Questo è un post-catena, ma scritto in totale libertà. Di quelli che da cosa nasce cosa. Comincia qualche giorno fa, durante un pranzo di famiglia. Non so come, parliamo dello zoo di Berlino e di come fosse gelidamente piastrellato il triste habitat ricostruito per il leone. E’ lì che sono saltate fuori per la prima volta le scimmie. In particolare, gli occhi incredibili dell’orangotango che mi guardava al di là del vetro. Scompostamente sdraiato a terra, vicinissimo al vetro, a pochi centimetri dalla mia faccia ipnotizzata. Occhi pieni di cose. Intraducibili, forse pure insondabili, ma irresistibili. M’ha tenuta lì a lungo, attaccata come un magnete a un frigo, al suo grattarsi distratto, al rossiccio del suo pelo, al suo non distogliere lo sguardo dal mio.
Intanto un gorilla poco distante sgranocchiava una mela, esplicitando attraverso il sentimento della noia tutta la sua umanità. Una mano lasciata a penzolare su una corda, l’altra a tenere la mela. E lo sguardo mobile, intorno. Era come osservare qualcuno al parco, che non sa di essere guardato. Un muratore in pausa pranzo. O una signora alla fermata del tram. Era emozionante, era come poggiare un polpastrello su un nervo vivo e accorgersi con un brivido di essere connessi attraverso di esso al mondo, in un modo che non si conosceva.
Il giorno dopo aver ritrovato dentro di me questo frammento, gironzolando su sky, eccole di nuovo: le scimmie. Un film-documentario Disney, tra l’altro già iniziato da un po’, sulla vita di questo branco di scimpanzé e su Oscar, un piccolino che perde la madre e viene adottato dal bisbetico leader del gruppo. Ecco il trailer (spegnete l’audio, però, che banalizza il film).
E anche qui, altra meraviglia. Nonostante la faccetta triste di Oscar fosse una citazione un po’ troppo sfacciata del musetto di Bambi (è pur sempre un produzione Disney), le scene della sua educazione sono speciali. Con questo maschio alfa che si lascia accostare da questo piccolo imitatore in cerca di guida, che prende a seguirlo fino a salire sulla sua schiena. Vado a letto, di nuovo, pensando alle scimmie.
La mattina dopo, non posso non chiedere a google di parlarmi ancora di loro. E lui mi presenta subito la supereroina dell’argomento. Jane Goodall. Una donna, un mito. Una vita che sembra inventata da un grande scrittore di eroine femminili. Un volto e un corpo, anche, da protagonista. Tra Meryl Streep e Ingrid Bergman. Non so se mi spiego.
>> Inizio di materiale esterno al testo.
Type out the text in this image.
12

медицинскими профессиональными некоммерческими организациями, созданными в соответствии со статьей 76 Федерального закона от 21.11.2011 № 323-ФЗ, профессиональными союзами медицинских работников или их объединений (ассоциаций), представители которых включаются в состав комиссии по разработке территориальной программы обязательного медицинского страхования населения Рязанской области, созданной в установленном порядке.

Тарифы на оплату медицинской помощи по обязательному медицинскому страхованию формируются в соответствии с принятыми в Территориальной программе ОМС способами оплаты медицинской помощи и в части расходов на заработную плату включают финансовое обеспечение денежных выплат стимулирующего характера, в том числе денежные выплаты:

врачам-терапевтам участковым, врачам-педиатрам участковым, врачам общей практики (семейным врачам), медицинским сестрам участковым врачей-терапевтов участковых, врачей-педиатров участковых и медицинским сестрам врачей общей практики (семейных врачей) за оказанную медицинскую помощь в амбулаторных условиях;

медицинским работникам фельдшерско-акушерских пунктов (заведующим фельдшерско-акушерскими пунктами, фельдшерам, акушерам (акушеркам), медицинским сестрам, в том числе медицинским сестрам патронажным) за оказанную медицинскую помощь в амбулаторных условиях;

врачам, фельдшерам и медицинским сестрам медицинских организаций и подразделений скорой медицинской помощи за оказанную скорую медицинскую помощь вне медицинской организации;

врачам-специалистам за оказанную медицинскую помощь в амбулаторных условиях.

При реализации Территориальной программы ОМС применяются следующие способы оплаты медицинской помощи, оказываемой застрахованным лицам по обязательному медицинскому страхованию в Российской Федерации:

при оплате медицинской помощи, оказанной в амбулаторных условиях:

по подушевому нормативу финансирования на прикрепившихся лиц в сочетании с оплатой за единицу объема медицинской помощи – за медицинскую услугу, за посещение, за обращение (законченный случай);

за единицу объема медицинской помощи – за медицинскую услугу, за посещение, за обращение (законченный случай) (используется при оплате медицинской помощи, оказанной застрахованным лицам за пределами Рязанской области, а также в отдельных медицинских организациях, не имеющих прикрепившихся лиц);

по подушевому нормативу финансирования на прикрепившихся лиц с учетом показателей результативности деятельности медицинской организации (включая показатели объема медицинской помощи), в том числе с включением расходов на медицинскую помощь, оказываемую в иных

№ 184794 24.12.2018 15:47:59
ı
Jane, che, nel 1960, a 26 anni, così come alcuni decidono di andare a Formentera o di tatuarsi un tribale sulla bassa schiena, se ne va a Gombe, attuale Tanzania, a studiare gli scimpanzé da vicino. In un modo mai fatto prima, vivendo accanto a loro tutto il tempo. Osservandoli, dando loro dei nomi, comprendendo l’intensità delle loro relazioni.

Ci va senza esperienza, senza strategia. Diventa la più importante studiosa di primati al mondo. La sua scoperta che l’homo sapiens non è l’unico a saper fabbricare degli utensili scuote tutto il mondo accademico. E lei non ha ancora nemmeno una laurea. Ci va con una tenda, qualche piatto di latta, una tazza senza manico, un binocolo scadente, un cuoco africano e, incredibile, sua madre. Ve la immaginate una vecchia signora inglese in una foresta come quella, negli anni Sessanta, che accompagna una figlia che vuole stare con gli scimpanzé? E’ un altro dei passaggi più autenticamente letterari dell’incredibile vita di Jane, che a studiare gli scimpanzé di Gombe ci resterà 50 anni. Di seguito, potete vederla per brevi cinque minuti e 55, sufficienti per innamorarvi di lei, degli scimpanzé e delle imprese mai provate prima, oltre che – se mai ce ne fosse bisogno – della irripetibile luce degli anni Sessanta. Qui, invece, saprete di più sul suo impegno per la tutela della specie e dell’ambiente.
E comunque io a 26 anni io ero su un set di provincia, a scenografare ambienti improbabili per una fiction altrettanto improbabile e a cercare di dare un senso alla mia fresca laurea. Questo abisso, sempre, tra la mia vita – onesta, felice ma pur sempre comune – e quella di persone che hanno osato fare cose coraggiose, mai concepite prima e anche un po’ folli, non smette di provocarmi un tuffo al cuore. Credo di soffrire di una forma strana di esotismo. Molto di ciò che è lontano (nello spazio, nel tempo, nel modello sociale di riferimento), produce in me una fascinazione irrazionale ed eccitante.
In più, continuo a essere curiosa. Proprio come una scimmia.